Always found in a curry paste:
-lemongrass, chopped
-galangal, chopped (a relative of ginger, looks like ginger, smells more citrusy, MUCH harder to cut, find at an Asian grocery)
-kaffir lime leaves (find at an Asian grocery, if you can’t find substitute with lime peel)
– cilantro, leaves and stems/roots
– garlic
– shallots (sub white onion)
– chilies
– toasted coriander pods, white pepper pods, cumin pods all ground together
– soy sauce (fish sauce would be traditional here but not if you’re vegetarian)

Curry color variations:
Green Curry: fresh green Thai Bird Chilis and lots of cilantro
Red Curry: dried red chilies and less cilantro
Yellow Curry: curry with the addition of tumeric powder
Massman Curry: curry made with the addition of a nut butter.

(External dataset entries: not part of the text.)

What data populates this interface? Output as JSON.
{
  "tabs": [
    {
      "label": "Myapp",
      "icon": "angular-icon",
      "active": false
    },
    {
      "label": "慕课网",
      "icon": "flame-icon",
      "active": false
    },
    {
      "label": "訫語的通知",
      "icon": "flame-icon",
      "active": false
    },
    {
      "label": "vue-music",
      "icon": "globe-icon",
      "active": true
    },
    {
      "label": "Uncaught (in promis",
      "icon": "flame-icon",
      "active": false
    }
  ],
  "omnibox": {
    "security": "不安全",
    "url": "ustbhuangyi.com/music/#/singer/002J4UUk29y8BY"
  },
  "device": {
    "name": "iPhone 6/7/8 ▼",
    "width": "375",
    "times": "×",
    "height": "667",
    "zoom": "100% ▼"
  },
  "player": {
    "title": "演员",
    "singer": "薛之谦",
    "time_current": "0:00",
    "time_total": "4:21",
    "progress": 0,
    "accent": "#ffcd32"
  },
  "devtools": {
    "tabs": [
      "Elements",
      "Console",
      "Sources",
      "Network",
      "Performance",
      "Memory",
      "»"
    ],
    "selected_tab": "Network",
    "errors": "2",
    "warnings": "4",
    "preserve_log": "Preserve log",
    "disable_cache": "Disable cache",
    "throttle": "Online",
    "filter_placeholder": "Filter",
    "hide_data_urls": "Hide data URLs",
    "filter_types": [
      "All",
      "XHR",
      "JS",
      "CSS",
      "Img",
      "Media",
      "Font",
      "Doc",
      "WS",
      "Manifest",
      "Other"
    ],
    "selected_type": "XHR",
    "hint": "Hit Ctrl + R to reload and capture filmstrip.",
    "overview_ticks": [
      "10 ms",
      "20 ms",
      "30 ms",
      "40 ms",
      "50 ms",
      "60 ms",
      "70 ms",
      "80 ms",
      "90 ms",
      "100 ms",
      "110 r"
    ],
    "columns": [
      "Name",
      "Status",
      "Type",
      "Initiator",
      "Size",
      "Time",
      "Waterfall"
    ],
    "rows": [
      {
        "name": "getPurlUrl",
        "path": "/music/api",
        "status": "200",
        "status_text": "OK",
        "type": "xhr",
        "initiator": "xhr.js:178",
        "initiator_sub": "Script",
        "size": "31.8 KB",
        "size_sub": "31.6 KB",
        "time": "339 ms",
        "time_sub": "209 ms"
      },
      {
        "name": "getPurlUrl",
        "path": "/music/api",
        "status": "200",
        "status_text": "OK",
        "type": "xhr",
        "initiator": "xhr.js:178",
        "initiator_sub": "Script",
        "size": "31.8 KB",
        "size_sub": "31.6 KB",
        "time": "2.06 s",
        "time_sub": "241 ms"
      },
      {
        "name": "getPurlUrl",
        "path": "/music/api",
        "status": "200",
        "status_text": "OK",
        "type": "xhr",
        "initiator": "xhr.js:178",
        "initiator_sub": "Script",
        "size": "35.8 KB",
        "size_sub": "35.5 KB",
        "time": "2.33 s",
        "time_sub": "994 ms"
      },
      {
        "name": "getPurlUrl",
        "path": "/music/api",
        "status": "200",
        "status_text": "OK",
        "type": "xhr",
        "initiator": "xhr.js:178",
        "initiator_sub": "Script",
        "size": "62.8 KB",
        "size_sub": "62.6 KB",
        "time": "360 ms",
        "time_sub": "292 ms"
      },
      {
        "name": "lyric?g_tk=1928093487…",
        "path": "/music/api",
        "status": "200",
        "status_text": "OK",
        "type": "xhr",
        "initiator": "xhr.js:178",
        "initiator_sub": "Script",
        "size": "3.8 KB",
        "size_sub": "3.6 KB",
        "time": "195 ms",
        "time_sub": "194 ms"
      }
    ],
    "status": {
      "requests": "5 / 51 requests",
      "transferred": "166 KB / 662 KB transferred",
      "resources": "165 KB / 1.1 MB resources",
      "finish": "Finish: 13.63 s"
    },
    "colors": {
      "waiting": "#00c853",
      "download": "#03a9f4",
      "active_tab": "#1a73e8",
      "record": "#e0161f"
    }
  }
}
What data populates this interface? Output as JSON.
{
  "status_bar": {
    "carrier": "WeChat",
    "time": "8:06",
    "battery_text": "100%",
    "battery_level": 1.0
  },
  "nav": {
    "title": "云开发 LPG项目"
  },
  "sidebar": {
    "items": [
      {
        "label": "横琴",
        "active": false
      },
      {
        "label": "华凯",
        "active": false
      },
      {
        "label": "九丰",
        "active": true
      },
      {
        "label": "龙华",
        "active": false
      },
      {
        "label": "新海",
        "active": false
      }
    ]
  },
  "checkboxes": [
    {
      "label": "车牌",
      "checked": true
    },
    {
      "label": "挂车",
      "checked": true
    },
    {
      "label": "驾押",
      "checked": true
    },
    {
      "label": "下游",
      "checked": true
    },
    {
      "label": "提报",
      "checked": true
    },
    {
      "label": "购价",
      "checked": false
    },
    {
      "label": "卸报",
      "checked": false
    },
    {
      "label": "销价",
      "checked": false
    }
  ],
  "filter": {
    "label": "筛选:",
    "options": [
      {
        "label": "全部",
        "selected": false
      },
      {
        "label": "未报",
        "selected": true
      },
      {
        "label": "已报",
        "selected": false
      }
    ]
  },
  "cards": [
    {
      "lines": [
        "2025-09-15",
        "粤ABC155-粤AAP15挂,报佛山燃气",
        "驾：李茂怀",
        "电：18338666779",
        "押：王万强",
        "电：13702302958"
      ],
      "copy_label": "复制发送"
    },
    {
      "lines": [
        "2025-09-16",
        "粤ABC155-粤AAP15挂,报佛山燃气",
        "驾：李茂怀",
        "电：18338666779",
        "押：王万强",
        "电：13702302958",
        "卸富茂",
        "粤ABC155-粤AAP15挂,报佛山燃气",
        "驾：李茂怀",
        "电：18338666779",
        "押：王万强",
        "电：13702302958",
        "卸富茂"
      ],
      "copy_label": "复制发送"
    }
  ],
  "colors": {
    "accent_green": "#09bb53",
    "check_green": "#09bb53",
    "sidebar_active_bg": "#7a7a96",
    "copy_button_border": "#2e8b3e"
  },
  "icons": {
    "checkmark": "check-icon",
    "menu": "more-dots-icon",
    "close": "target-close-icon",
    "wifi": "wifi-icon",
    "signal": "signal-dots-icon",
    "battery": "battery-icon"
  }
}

This curry typically includes potatoes!
Panang Curry: a mild red curry

Directions

1) Place ingredients from the main curry and your color curry in a food processor and turn on machine. Stream in a small amount of water until the machine starts to grind well. Let machine work, stopping every few minutes to scrape down the sides. Allow to process until a paste forms. This makes enough for 2 batches of curry.

2) Heat a can of coconut milk in a saucepan on the stove, add half of your paste, mix with a fork, and bring to a simmer for a few minutes. Use to sauce a stirfry of your choice and it will be AWESOME. YEAH.

Don’t rub your eyes when doing any of this.